Dr Latif’s expert opinion evidence does not comply with the applicable common law rules or Rules of Court. Unfortunately, the applicant was unfamiliar with these and unable to assist. For example, she was unable to address the requirement for compliance with the expert code of conduct.[15] Dr Latif’s report extends to a critique of the conduct of the various judicial officers involved. How this properly relates to his expertise or the proper bounds of expert opinion evidence remains unexplained. Indeed, it must be said that the applicant’s reliance upon this report eloquently demonstrates her need for considerable assistance in the conduct of this litigation.
[15] See, for example, r 74.5 and r 74.6 of the Uniform Civil Rules 2020 (SA).
Conclusion
In all of these circumstances, there is no utility in granting an extension of time.

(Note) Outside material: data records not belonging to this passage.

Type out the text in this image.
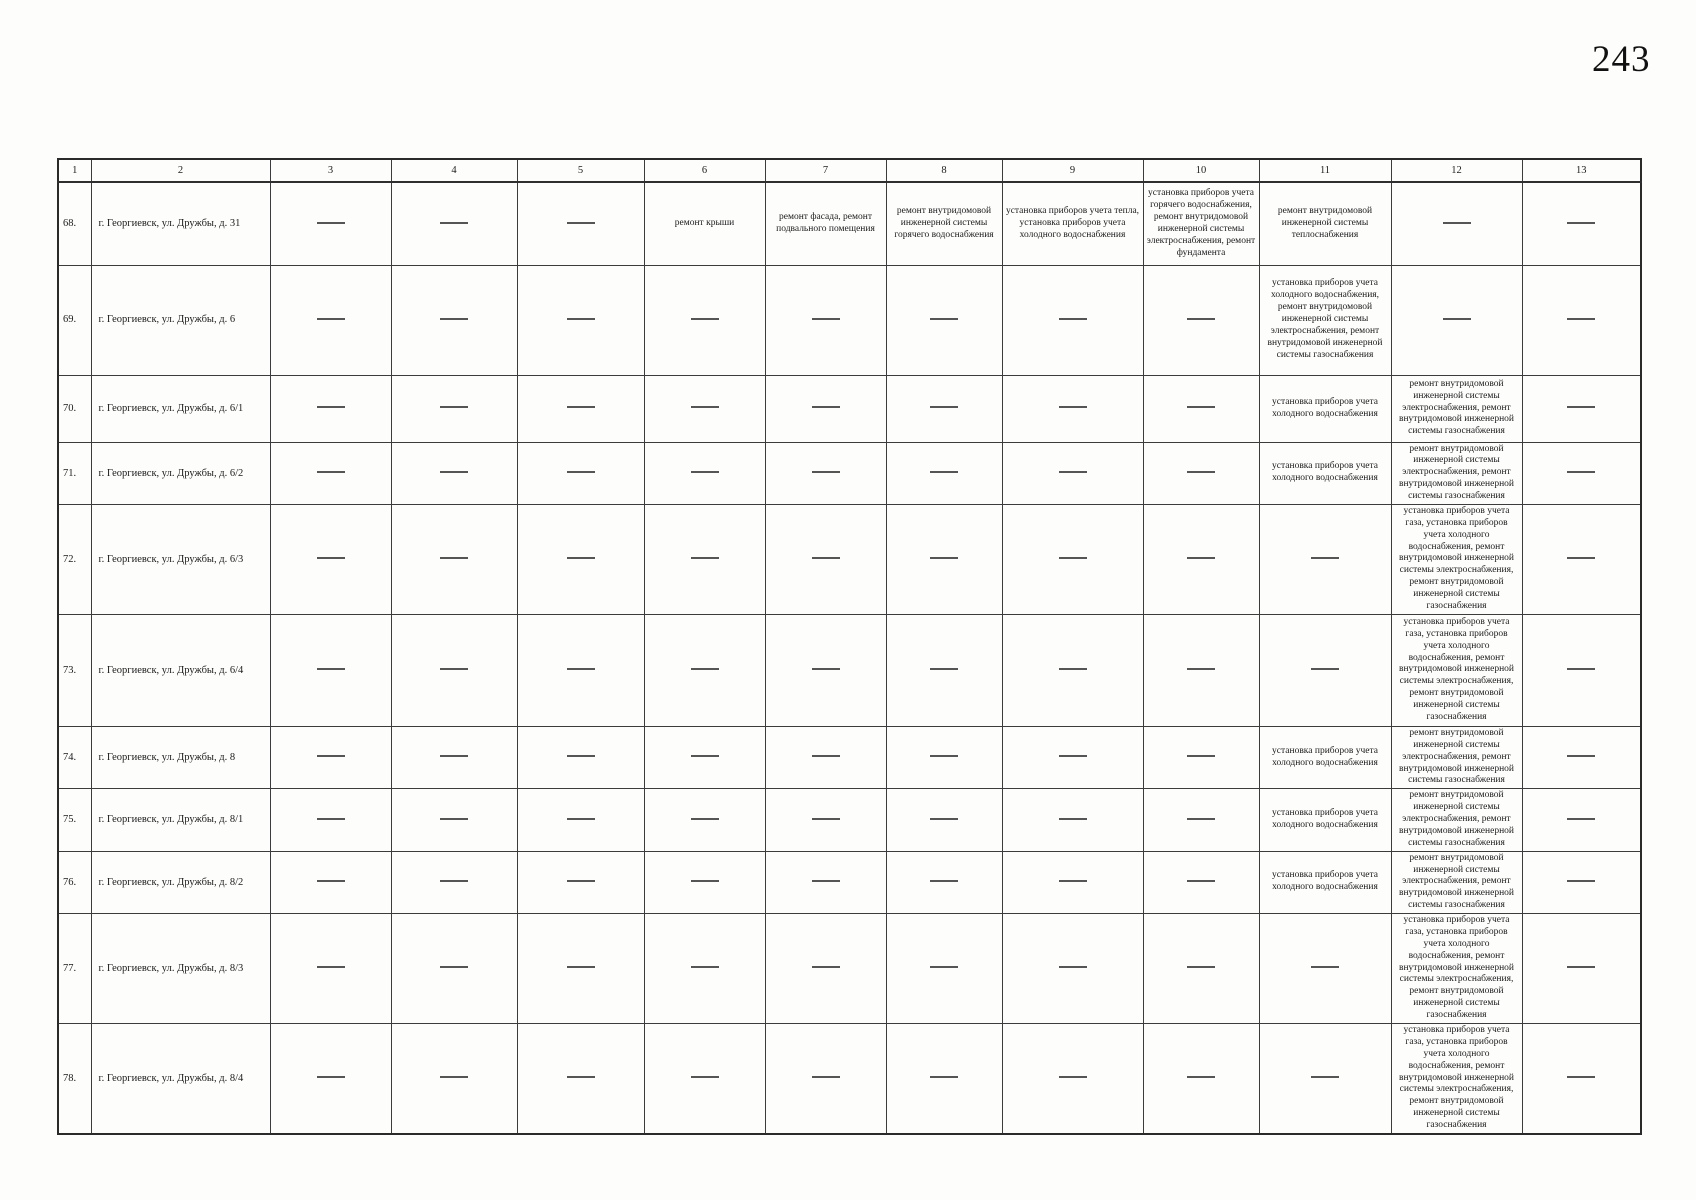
243
1	2	3	4	5	6	7	8	9	10	11	12	13
68.	г. Георгиевск, ул. Дружбы, д. 31				ремонт крыши	ремонт фасада, ремонт подвального помещения	ремонт внутридомовой инженерной системы горячего водоснабжения	установка приборов учета тепла, установка приборов учета холодного водоснабжения	установка приборов учета горячего водоснабжения, ремонт внутридомовой инженерной системы электроснабжения, ремонт фундамента	ремонт внутридомовой инженерной системы теплоснабжения		
69.	г. Георгиевск, ул. Дружбы, д. 6									установка приборов учета холодного водоснабжения, ремонт внутридомовой инженерной системы электроснабжения, ремонт внутридомовой инженерной системы газоснабжения		
70.	г. Георгиевск, ул. Дружбы, д. 6/1									установка приборов учета холодного водоснабжения	ремонт внутридомовой инженерной системы электроснабжения, ремонт внутридомовой инженерной системы газоснабжения	
71.	г. Георгиевск, ул. Дружбы, д. 6/2									установка приборов учета холодного водоснабжения	ремонт внутридомовой инженерной системы электроснабжения, ремонт внутридомовой инженерной системы газоснабжения	
72.	г. Георгиевск, ул. Дружбы, д. 6/3										установка приборов учета газа, установка приборов учета холодного водоснабжения, ремонт внутридомовой инженерной системы электроснабжения, ремонт внутридомовой инженерной системы газоснабжения	
73.	г. Георгиевск, ул. Дружбы, д. 6/4										установка приборов учета газа, установка приборов учета холодного водоснабжения, ремонт внутридомовой инженерной системы электроснабжения, ремонт внутридомовой инженерной системы газоснабжения	
74.	г. Георгиевск, ул. Дружбы, д. 8									установка приборов учета холодного водоснабжения	ремонт внутридомовой инженерной системы электроснабжения, ремонт внутридомовой инженерной системы газоснабжения	
75.	г. Георгиевск, ул. Дружбы, д. 8/1									установка приборов учета холодного водоснабжения	ремонт внутридомовой инженерной системы электроснабжения, ремонт внутридомовой инженерной системы газоснабжения	
76.	г. Георгиевск, ул. Дружбы, д. 8/2									установка приборов учета холодного водоснабжения	ремонт внутридомовой инженерной системы электроснабжения, ремонт внутридомовой инженерной системы газоснабжения	
77.	г. Георгиевск, ул. Дружбы, д. 8/3										установка приборов учета газа, установка приборов учета холодного водоснабжения, ремонт внутридомовой инженерной системы электроснабжения, ремонт внутридомовой инженерной системы газоснабжения	
78.	г. Георгиевск, ул. Дружбы, д. 8/4										установка приборов учета газа, установка приборов учета холодного водоснабжения, ремонт внутридомовой инженерной системы электроснабжения, ремонт внутридомовой инженерной системы газоснабжения	
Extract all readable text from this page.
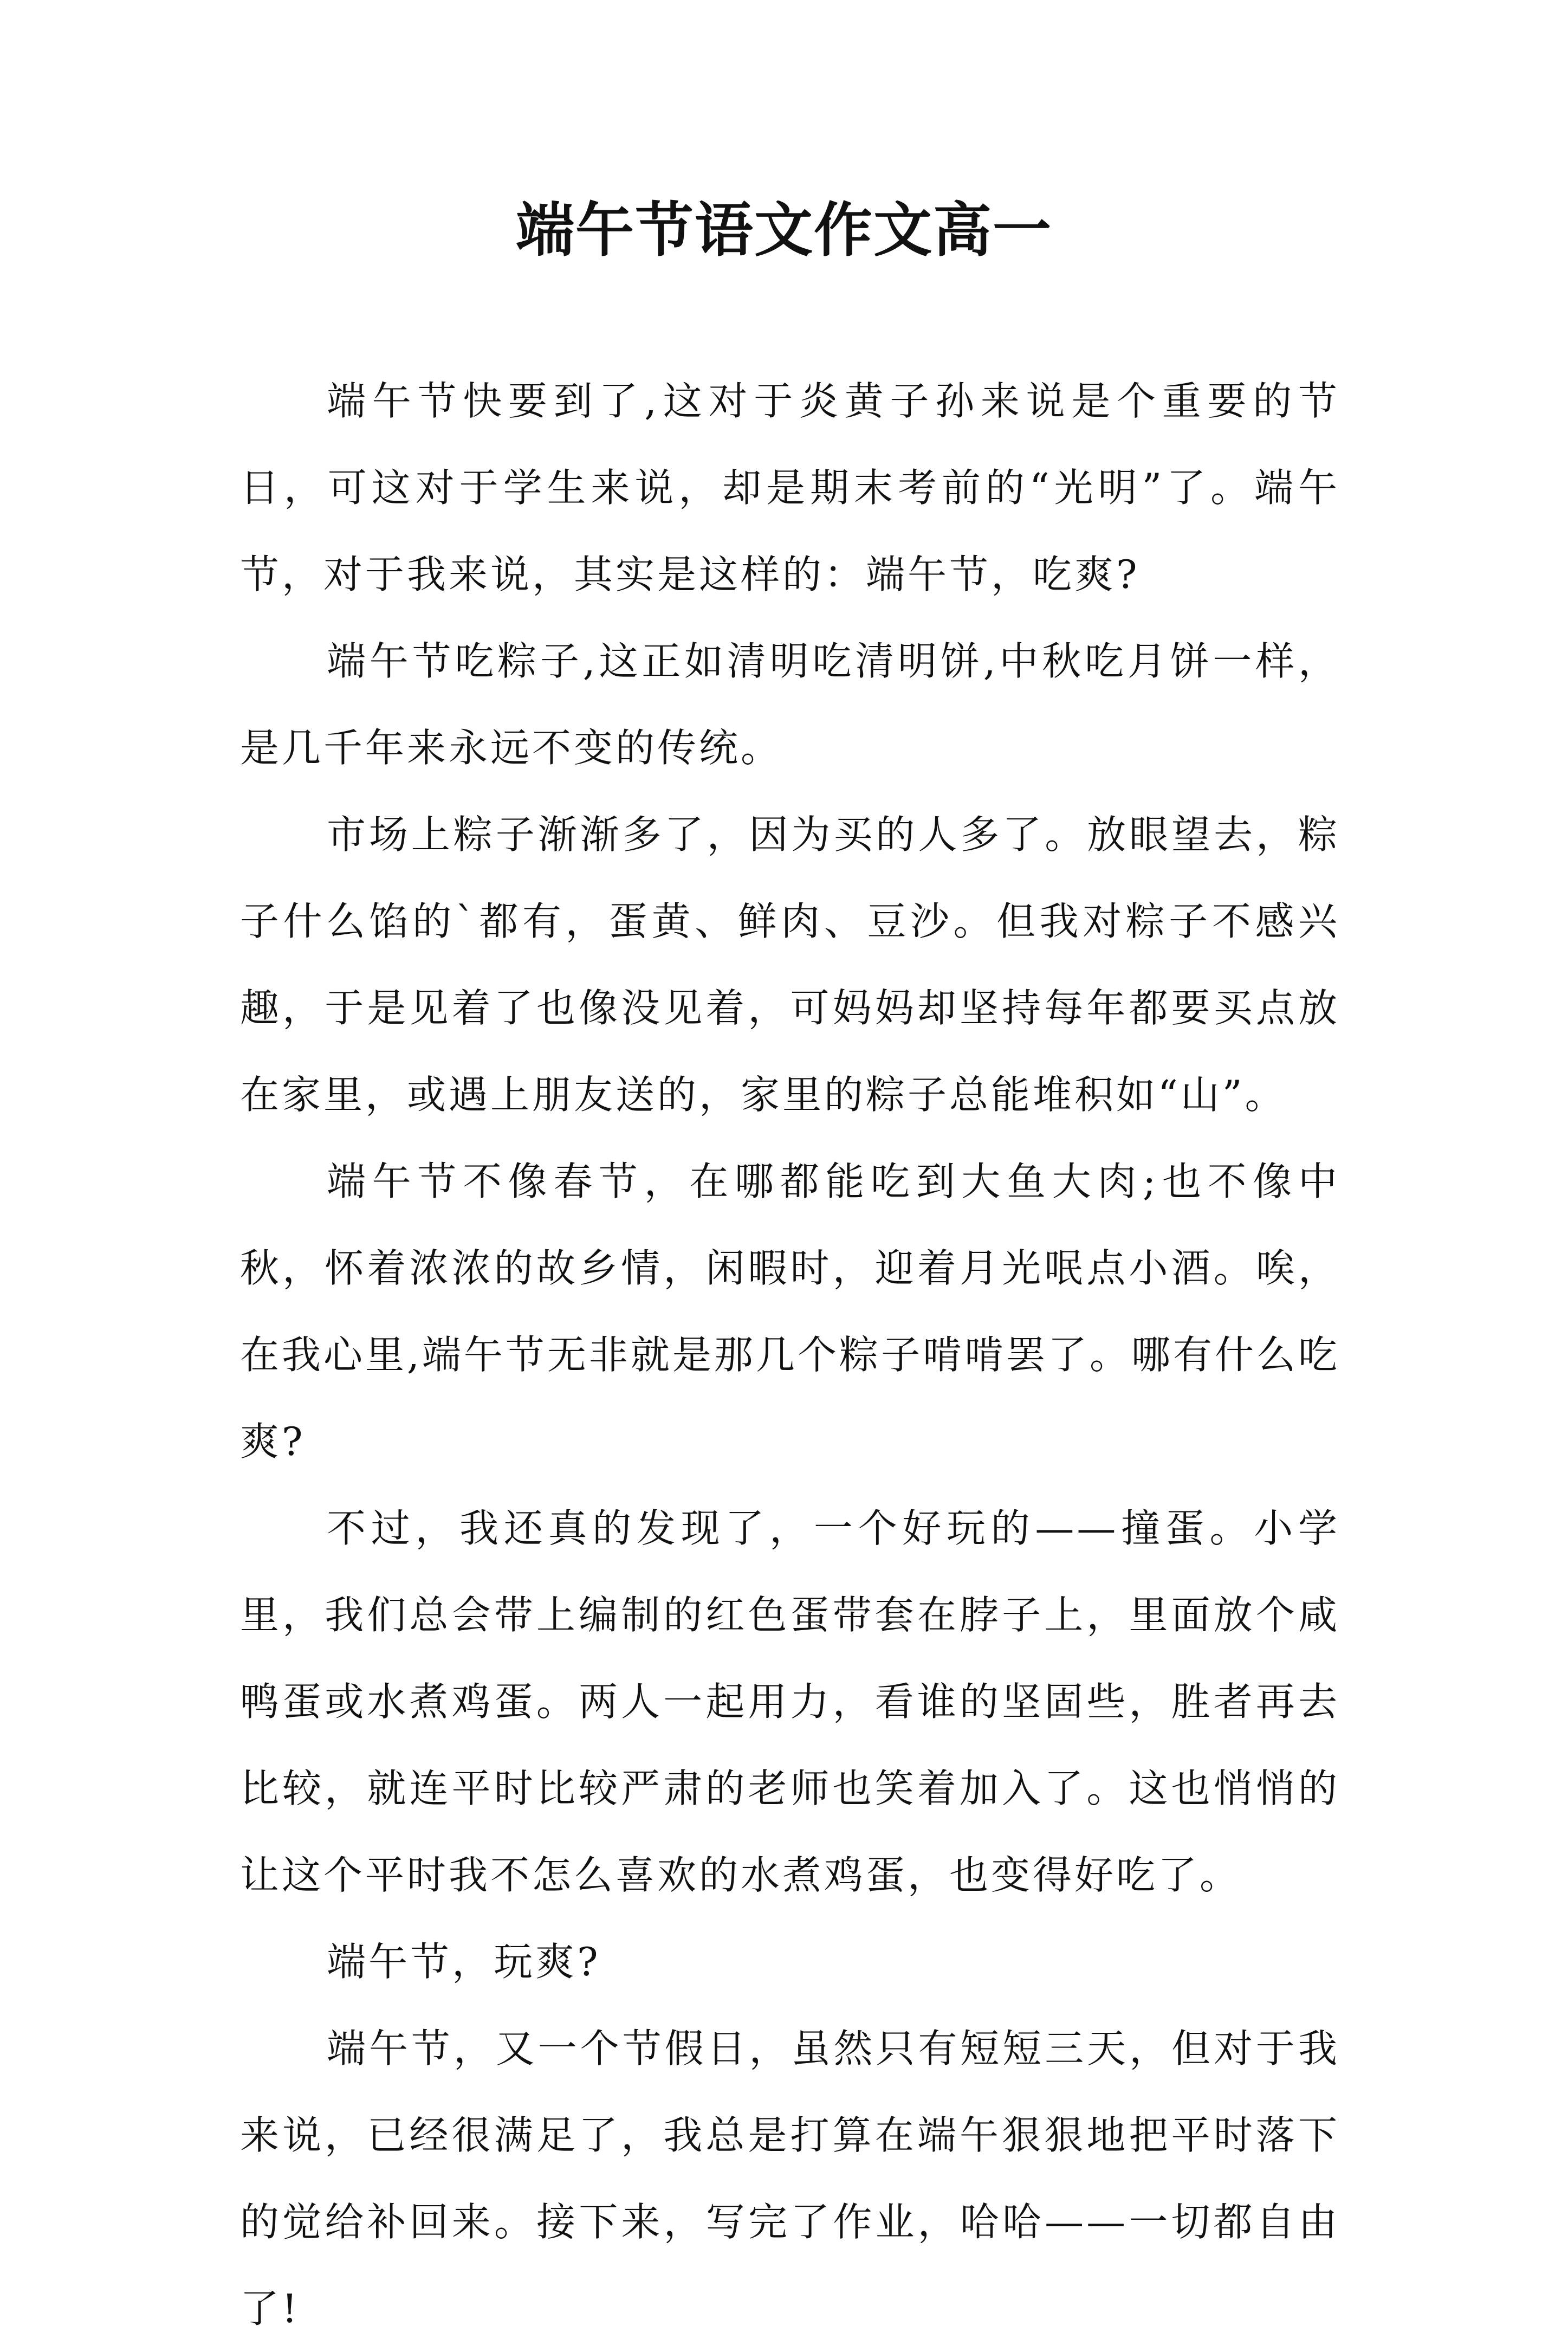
端午节语文作文高一

端午节快要到了,这对于炎黄子孙来说是个重要的节日，可这对于学生来说，却是期末考前的“光明”了。端午节，对于我来说，其实是这样的：端午节，吃爽?

端午节吃粽子,这正如清明吃清明饼,中秋吃月饼一样，是几千年来永远不变的传统。

市场上粽子渐渐多了，因为买的人多了。放眼望去，粽子什么馅的`都有，蛋黄、鲜肉、豆沙。但我对粽子不感兴趣，于是见着了也像没见着，可妈妈却坚持每年都要买点放在家里，或遇上朋友送的，家里的粽子总能堆积如“山”。

端午节不像春节，在哪都能吃到大鱼大肉;也不像中秋，怀着浓浓的故乡情，闲暇时，迎着月光呡点小酒。唉，在我心里,端午节无非就是那几个粽子啃啃罢了。哪有什么吃爽?

不过，我还真的发现了，一个好玩的——撞蛋。小学里，我们总会带上编制的红色蛋带套在脖子上，里面放个咸鸭蛋或水煮鸡蛋。两人一起用力，看谁的坚固些，胜者再去比较，就连平时比较严肃的老师也笑着加入了。这也悄悄的让这个平时我不怎么喜欢的水煮鸡蛋，也变得好吃了。

端午节，玩爽?

端午节，又一个节假日，虽然只有短短三天，但对于我来说，已经很满足了，我总是打算在端午狠狠地把平时落下的觉给补回来。接下来，写完了作业，哈哈——一切都自由了!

The application for an extension of time and the application for leave to appeal are refused.
It is not necessary to make any order in relation to the respondent’s application.
So far as the applicant’s most recent applications are concerned, there is no basis for a stay of the District Court proceedings or for striking out the respondent’s affidavit evidence. Her applications do not otherwise add to the issues before this Court. Those applications should also be dismissed.
After hearing from the parties regarding costs, the applicant is ordered to pay the respondent the sum of $2,500 which is not payable until the resolution of the District Court proceedings.